Em fevereiro do ano passado, Jason Miller, 49, surpreendeu pessoas próximas ao despedir-se abruptamente da rede social Gettr, que ele havia fundado menos de dois anos antes, para embarcar na pré-campanha presidencial de Donald Trump.
Naquela altura, a Gettr, uma ferramenta de postagens curtas, vinha crescendo como uma alternativa ao então Twitter pré-Elon Musk, ao atrair sobretudo usuários de perfil direitista.
Trump, por outro lado, ainda não tinha certeza nem se seria o candidato do Partido Republicano à Casa Branca, menos ainda da vitória.
O gesto de trocar o certo pelo duvidoso é revelador da fidelidade canina de Miller a Trump, de quem se aproximou no início da década passada após ter assessorado diversos candidatos republicanos ao Congresso americano.
Os percalços que ele enfrentou nesta trajetória, incluindo alguns escândalos, não foram suficientes para desgastá-lo perante o ex e futuro presidente.
Para o Brasil, a presença de Miller ao lado do novo presidente tem significado especial. Nos últimos anos, ele buscou desbravar o mercado nacional para a Gettr.
Em ao menos três visitas ao país, construiu uma relação próxima com Jair Bolsonaro e tornou-se um dos canais do ex-presidente brasileiro e seus aliados com o trumpismo. É especialmente ligado ao deputado federal Eduardo Bolsonaro (PL-SP).
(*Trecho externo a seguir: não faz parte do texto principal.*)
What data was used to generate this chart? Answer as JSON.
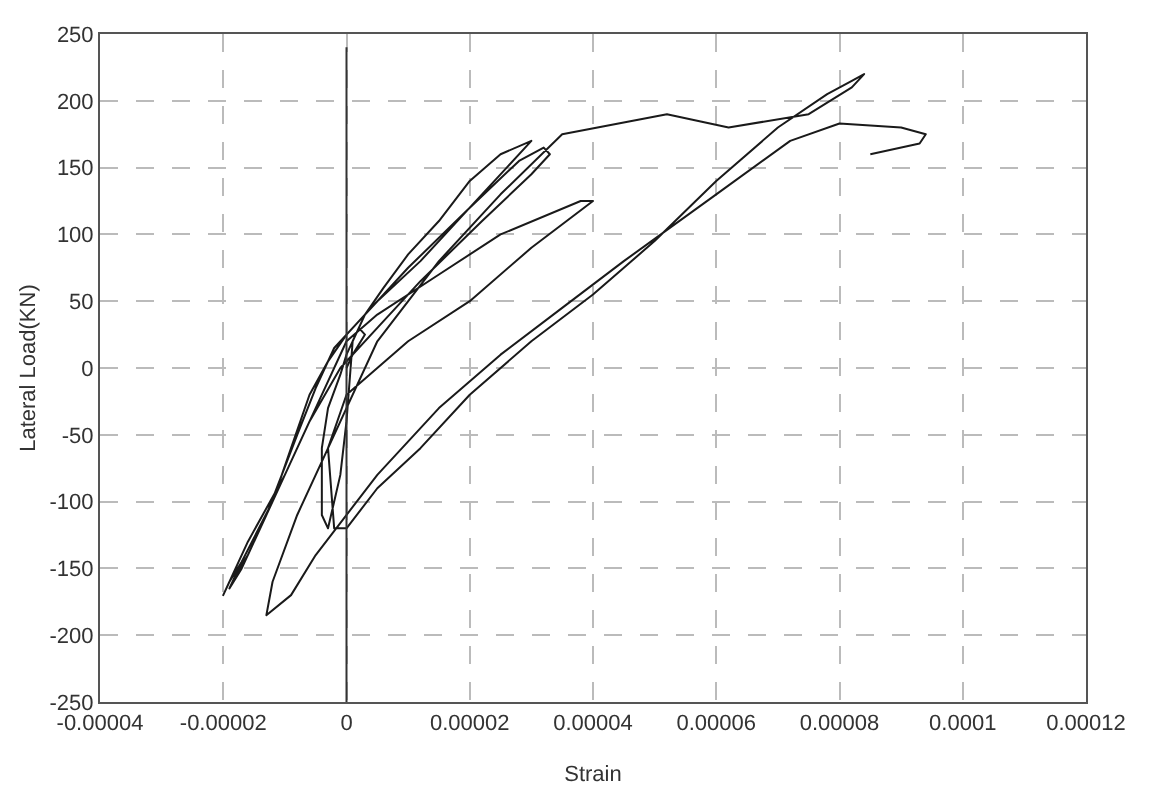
{
  "chart_data": {
    "type": "line",
    "xlabel": "Strain",
    "ylabel": "Lateral Load(KN)",
    "xlim": [
      -4e-05,
      0.00012
    ],
    "ylim": [
      -250,
      250
    ],
    "xticks": [
      {
        "value": -4e-05,
        "label": "-0.00004"
      },
      {
        "value": -2e-05,
        "label": "-0.00002"
      },
      0,
      {
        "value": 2e-05,
        "label": "0.00002"
      },
      {
        "value": 4e-05,
        "label": "0.00004"
      },
      {
        "value": 6e-05,
        "label": "0.00006"
      },
      {
        "value": 8e-05,
        "label": "0.00008"
      },
      {
        "value": 0.0001,
        "label": "0.0001"
      },
      {
        "value": 0.00012,
        "label": "0.00012"
      }
    ],
    "yticks": [
      -250,
      -200,
      -150,
      -100,
      -50,
      0,
      50,
      100,
      150,
      200,
      250
    ],
    "grid": true,
    "marker": "none",
    "line_style": "solid",
    "ref_lines": [
      {
        "axis": "x",
        "value": 0,
        "color": "#333333"
      }
    ],
    "series": [
      {
        "color": "#1a1a1a",
        "x": [
          0,
          1e-06,
          3e-06,
          2e-06,
          0,
          -1e-06,
          -3e-06,
          -4e-06,
          -4e-06,
          -3e-06,
          -1e-06,
          0,
          1e-06,
          3e-06,
          6e-06,
          1e-05,
          1.5e-05,
          2e-05,
          2.5e-05,
          3e-05,
          2.6e-05,
          2e-05,
          1.2e-05,
          5e-06,
          0,
          -3e-06,
          -6e-06,
          -9e-06,
          -1.2e-05,
          -1.6e-05,
          -1.8e-05,
          -1.9e-05,
          -1.7e-05,
          -1.3e-05,
          -8e-06,
          -5e-06,
          -2e-06,
          3e-06,
          1e-05,
          2e-05,
          2.8e-05,
          3.2e-05,
          3.3e-05,
          3e-05,
          2.2e-05,
          1.2e-05,
          5e-06,
          -1e-06,
          -6e-06,
          -1.2e-05,
          -1.7e-05,
          -1.9e-05,
          -2e-05,
          -1.6e-05,
          -1e-05,
          -5e-06,
          0,
          5e-06,
          1.5e-05,
          2.5e-05,
          3.8e-05,
          4e-05,
          3e-05,
          2e-05,
          1e-05,
          0,
          -3e-06,
          -2e-06,
          0,
          5e-06,
          1.2e-05,
          2e-05,
          3e-05,
          4e-05,
          5e-05,
          6e-05,
          7e-05,
          7.8e-05,
          8.2e-05,
          8.4e-05,
          8.2e-05,
          7.5e-05,
          6.2e-05,
          5.2e-05,
          3.5e-05,
          2.5e-05,
          1.5e-05,
          5e-06,
          -2e-06,
          -8e-06,
          -1.2e-05,
          -1.3e-05,
          -9e-06,
          -5e-06,
          5e-06,
          1.5e-05,
          2.5e-05,
          3.5e-05,
          4.5e-05,
          6e-05,
          7.2e-05,
          8e-05,
          9e-05,
          9.4e-05,
          9.3e-05,
          8.5e-05
        ],
        "values": [
          0,
          10,
          25,
          30,
          10,
          -5,
          -30,
          -60,
          -110,
          -120,
          -80,
          -40,
          20,
          40,
          60,
          85,
          110,
          140,
          160,
          170,
          150,
          120,
          80,
          50,
          25,
          5,
          -20,
          -60,
          -100,
          -140,
          -155,
          -165,
          -150,
          -110,
          -50,
          -15,
          15,
          40,
          75,
          120,
          155,
          165,
          160,
          145,
          110,
          65,
          30,
          0,
          -40,
          -100,
          -145,
          -160,
          -170,
          -130,
          -80,
          -30,
          20,
          40,
          70,
          100,
          125,
          125,
          90,
          50,
          20,
          -20,
          -60,
          -120,
          -120,
          -90,
          -60,
          -20,
          20,
          55,
          95,
          140,
          180,
          205,
          215,
          220,
          210,
          190,
          180,
          190,
          175,
          130,
          80,
          20,
          -50,
          -110,
          -160,
          -185,
          -170,
          -140,
          -80,
          -30,
          10,
          45,
          80,
          130,
          170,
          183,
          180,
          175,
          168,
          160
        ]
      }
    ]
  }
}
Na manifestação do 7 de setembro de 2022 na praia de Copacabana, em que Bolsonaro misturou comemoração cívica com comício eleitoral, Miller mandou instalar um totem inflável gigante de sua empresa na praia de Copacabana, com os dizeres, em português: “A nova rede social que luta contra a Big Tech. Chegou a hora de dizer o que pensa do jeito que quer”.
Como um gringo empolgado com o Brasil, encantou-se pelas churrascarias e pelo futebol, tornando-se fã do Palmeiras.
Numa visita em setembro de 2021, acabou detido para questionamentos pela Polícia Federal, no contexto do inquérito das fake news.
A suspeita era de que a então nascente Gettr estivesse se tornando um refúgio para extremistas bolsonaristas, interessados na promessa de que era uma rede em defesa da liberdade de expressão –em outras palavras, que não se preocupasse tanto com a divulgação de notícias distorcidas.
Liberado depois de três horas, encarou o caso com deboche. “Se eu soubesse que ficar detido por três horas me traria 100 mil novos seguidores no Brasil, teria ficado detido por seis horas”, disse.
No universo Trump, Miller é um misto de consultor e marqueteiro, sempre disponível para servir de anteparo ao chefe. Na campanha de 2016, esteve na linha de frente e acabou sendo recompensado com o cargo de diretor de comunicação da Casa Branca após a vitória do republicano.
Mas não chegou a assumir, abatido pela revelação de que teve um caso com uma ex-assessora da campanha, enquanto sua esposa esperava um filho dele.
Miller afastou-se formalmente de Trump, virando comentarista de veículos como as emissoras Newsmax e CNN. Também apresentou um podcast com Steve Bannon, guru da direita radical pelo mundo.
Mesmo longe fisicamente da Casa Branca, seguiu influente nos bastidores, tanto que foi chamado para prestar depoimento à comissão do Congresso americano sobre a invasão do Capitólio, em 6 de janeiro de 2021.
Entre as revelações que fez, está a de que Rudolph Giuliani, ex-prefeito de Nova York que compunha o time de advogados do republicano, estava bêbado quando incentivou o então presidente a desafiar os resultados da vitória de Joe Biden.
Chamado novamente por Trump em sua tentativa de voltar à Casa Branca, Miller retomou o papel de porta-voz da campanha, que inclui distribuir caneladas bem ao estilo do candidato.
Ainda durante as primárias republicanas, desdenhou dos que tentavam fazer sombra ao papel de Trump no partido.
“Há dois tipos de republicanos no círculo de Washington. Os que percebem que o presidente Trump é o líder do Partido Republicano e os que são negacionistas”, disse. Em outro momento, foi direto na jugular dos dissidentes do trumpismo. “São uns perdedores”, afirmou.
Trump ainda não anunciou qual papel Miller desempenhará em sua administração, se é que terá mesmo algum.
Aliados dizem que ele tem mais aptidão para o embate político das campanhas e menos para o dia a dia da gestão. Seja como for, seguirá frequentando a Casa Branca, pronto para defender o patrão nos inúmeros embates que estão por vir.